Joey Bose
Post-Doctoral Fellow, University of Oxford
Speaker: Joey Bose (University of Oxford, UK) Date: 13-02-2025, 2pm-3pm (BST) Location: Mathematical Sciences Building, MB0.01, University of Warwick, Coventry, UK
Theoretical Foundations Of Self Consuming Generative Models
Abstract
The rapid progress in generative models has resulted in impressive leaps in generation quality, blurring the lines between synthetic and real data. Web-scale datasets are now prone to the inevitable contamination by synthetic data, directly impacting the training of future generated models. In this talk, I will start from the very beginnings on generative models that are trained on their data and prove the conditions for model collapse or stable iterative retraining depending on the fraction of generated data used at each retraining step. In addition, I will marry theory to current practice of iterative retraining after a human in the loop data curation step. For instance, many interfaces of popular text-to-image generative models, such as Stable Diffusion or Midjourney, produce several variations of an image for a given query which can eventually be curated by the users.

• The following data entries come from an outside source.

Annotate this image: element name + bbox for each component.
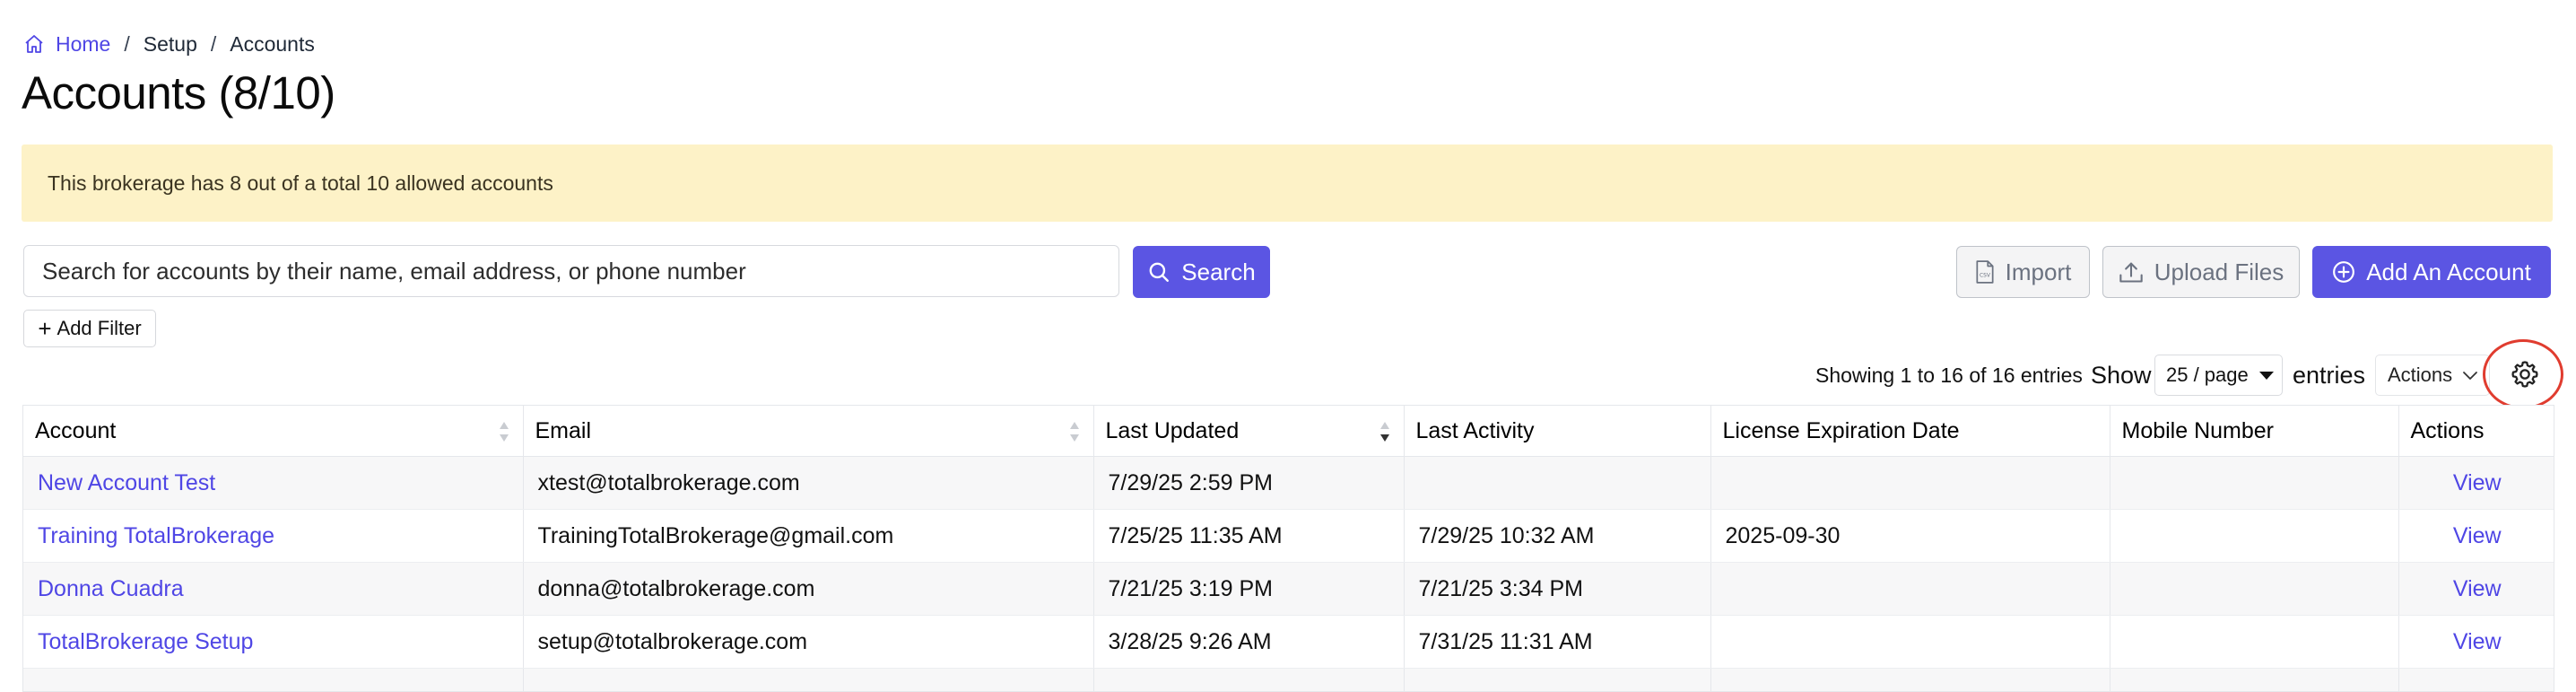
breadcrumb-separator: / bbox=[211, 32, 216, 57]
svg-text:CSV: CSV bbox=[1980, 272, 1991, 278]
last-updated-cell: 7/21/25 3:19 PM bbox=[1093, 563, 1404, 616]
table-row: Donna Cuadra donna@totalbrokerage.com 7/… bbox=[23, 563, 2554, 616]
column-header-license-expiration[interactable]: License Expiration Date bbox=[1710, 406, 2110, 457]
search-button[interactable]: Search bbox=[1133, 246, 1270, 298]
column-header-mobile-number[interactable]: Mobile Number bbox=[2110, 406, 2398, 457]
home-icon[interactable] bbox=[23, 33, 45, 55]
view-link[interactable]: View bbox=[2398, 616, 2554, 669]
mobile-number-cell bbox=[2110, 457, 2398, 510]
add-account-button-label: Add An Account bbox=[2366, 258, 2531, 286]
breadcrumb-home-link[interactable]: Home bbox=[56, 32, 110, 57]
license-expiration-cell bbox=[1710, 457, 2110, 510]
upload-files-button[interactable]: Upload Files bbox=[2102, 246, 2300, 298]
entries-label: entries bbox=[2293, 362, 2365, 389]
table-settings-button[interactable] bbox=[2483, 339, 2569, 411]
accounts-table: Account Email Last Updated Last Activity… bbox=[22, 405, 2554, 692]
table-row bbox=[23, 669, 2554, 692]
last-updated-cell: 7/29/25 2:59 PM bbox=[1093, 457, 1404, 510]
actions-dropdown-label: Actions bbox=[2388, 364, 2452, 387]
table-row: New Account Test xtest@totalbrokerage.co… bbox=[23, 457, 2554, 510]
last-activity-cell: 7/21/25 3:34 PM bbox=[1404, 563, 1710, 616]
notice-text: This brokerage has 8 out of a total 10 a… bbox=[48, 171, 553, 196]
import-button[interactable]: CSV Import bbox=[1956, 246, 2090, 298]
caret-down-icon bbox=[2259, 372, 2274, 380]
account-name-link[interactable]: TotalBrokerage Setup bbox=[23, 616, 523, 669]
gear-icon bbox=[2510, 359, 2540, 390]
mobile-number-cell bbox=[2110, 510, 2398, 563]
account-email: xtest@totalbrokerage.com bbox=[523, 457, 1093, 510]
search-button-label: Search bbox=[1181, 258, 1255, 286]
add-filter-label: Add Filter bbox=[57, 317, 142, 340]
mobile-number-cell bbox=[2110, 563, 2398, 616]
column-header-account[interactable]: Account bbox=[23, 406, 523, 457]
chevron-down-icon bbox=[2461, 369, 2479, 381]
add-filter-button[interactable]: + Add Filter bbox=[23, 310, 156, 347]
view-link[interactable]: View bbox=[2398, 563, 2554, 616]
account-name-link[interactable]: Training TotalBrokerage bbox=[23, 510, 523, 563]
plus-icon: + bbox=[38, 317, 51, 340]
upload-files-button-label: Upload Files bbox=[2154, 258, 2284, 286]
last-updated-cell: 3/28/25 9:26 AM bbox=[1093, 616, 1404, 669]
sort-icon bbox=[1068, 420, 1081, 443]
plus-circle-icon bbox=[2332, 260, 2355, 284]
view-link[interactable]: View bbox=[2398, 510, 2554, 563]
account-email: TrainingTotalBrokerage@gmail.com bbox=[523, 510, 1093, 563]
page-title: Accounts (8/10) bbox=[22, 65, 335, 122]
sort-icon bbox=[498, 420, 510, 443]
breadcrumb: Home / Setup / Accounts bbox=[23, 31, 315, 57]
breadcrumb-separator: / bbox=[124, 32, 129, 57]
page-size-select[interactable]: 25 / page bbox=[2154, 355, 2283, 396]
table-row: TotalBrokerage Setup setup@totalbrokerag… bbox=[23, 616, 2554, 669]
file-csv-icon: CSV bbox=[1975, 260, 1995, 284]
account-email: setup@totalbrokerage.com bbox=[523, 616, 1093, 669]
last-activity-cell bbox=[1404, 457, 1710, 510]
entries-summary: Showing 1 to 16 of 16 entries bbox=[1815, 362, 2083, 389]
account-limit-notice: This brokerage has 8 out of a total 10 a… bbox=[22, 145, 2553, 222]
actions-dropdown[interactable]: Actions bbox=[2375, 355, 2490, 396]
column-header-last-updated[interactable]: Last Updated bbox=[1093, 406, 1404, 457]
license-expiration-cell bbox=[1710, 616, 2110, 669]
upload-icon bbox=[2119, 260, 2144, 284]
account-name-link[interactable]: New Account Test bbox=[23, 457, 523, 510]
breadcrumb-current: Accounts bbox=[230, 32, 315, 57]
import-button-label: Import bbox=[2006, 258, 2072, 286]
license-expiration-cell bbox=[1710, 563, 2110, 616]
mobile-number-cell bbox=[2110, 616, 2398, 669]
last-activity-cell: 7/31/25 11:31 AM bbox=[1404, 616, 1710, 669]
column-header-last-activity[interactable]: Last Activity bbox=[1404, 406, 1710, 457]
account-name-link[interactable]: Donna Cuadra bbox=[23, 563, 523, 616]
table-row: Training TotalBrokerage TrainingTotalBro… bbox=[23, 510, 2554, 563]
license-expiration-cell: 2025-09-30 bbox=[1710, 510, 2110, 563]
last-activity-cell: 7/29/25 10:32 AM bbox=[1404, 510, 1710, 563]
last-updated-cell: 7/25/25 11:35 AM bbox=[1093, 510, 1404, 563]
account-email: donna@totalbrokerage.com bbox=[523, 563, 1093, 616]
search-input[interactable] bbox=[23, 245, 1119, 297]
view-link[interactable]: View bbox=[2398, 457, 2554, 510]
show-label: Show bbox=[2091, 362, 2152, 389]
sort-desc-icon bbox=[1379, 420, 1391, 443]
breadcrumb-setup[interactable]: Setup bbox=[144, 32, 197, 57]
column-header-email[interactable]: Email bbox=[523, 406, 1093, 457]
table-header-row: Account Email Last Updated Last Activity… bbox=[23, 406, 2554, 457]
column-header-actions: Actions bbox=[2398, 406, 2554, 457]
add-account-button[interactable]: Add An Account bbox=[2312, 246, 2551, 298]
page-size-value: 25 / page bbox=[2166, 364, 2249, 387]
search-icon bbox=[1147, 260, 1171, 284]
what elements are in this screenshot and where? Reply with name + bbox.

I will then overview a series of theoretical results that the data curation on iterated retraining of generative models can be seen as an implicit preference optimization mechanism. Finally, I will outline illustrative experiments on both synthetic datasets and on CIFAR10 showing that such a procedure amplifies biases of the reward model.
About Joey Bose
Joey Bose is a Post-Doctoral Fellow at University of Oxford working with Michael Bronstein and an Affiliate member of Mila. He completed his PhD at McGill/Mila under the supervision of Will Hamilton, Gauthier Gidel, and Prakash Panagaden. His research interests span Generative Modelling, Differential Geometry for Machine Learning with a current emphasis on geometric generative models for scientific applications. Previously, he completed his Bachelors and Master’s degrees from the University of Toronto working on adversarial attacks against face detection and is the President and CEO of FaceShield Inc an educational platform for digital privacy for facial data. His work has been featured in Forbes, New York Times, CBC, VentureBeat and other media outlets and was generously supported by the IVADO PhD Fellowship, and NSERC Post-doc Fellowship.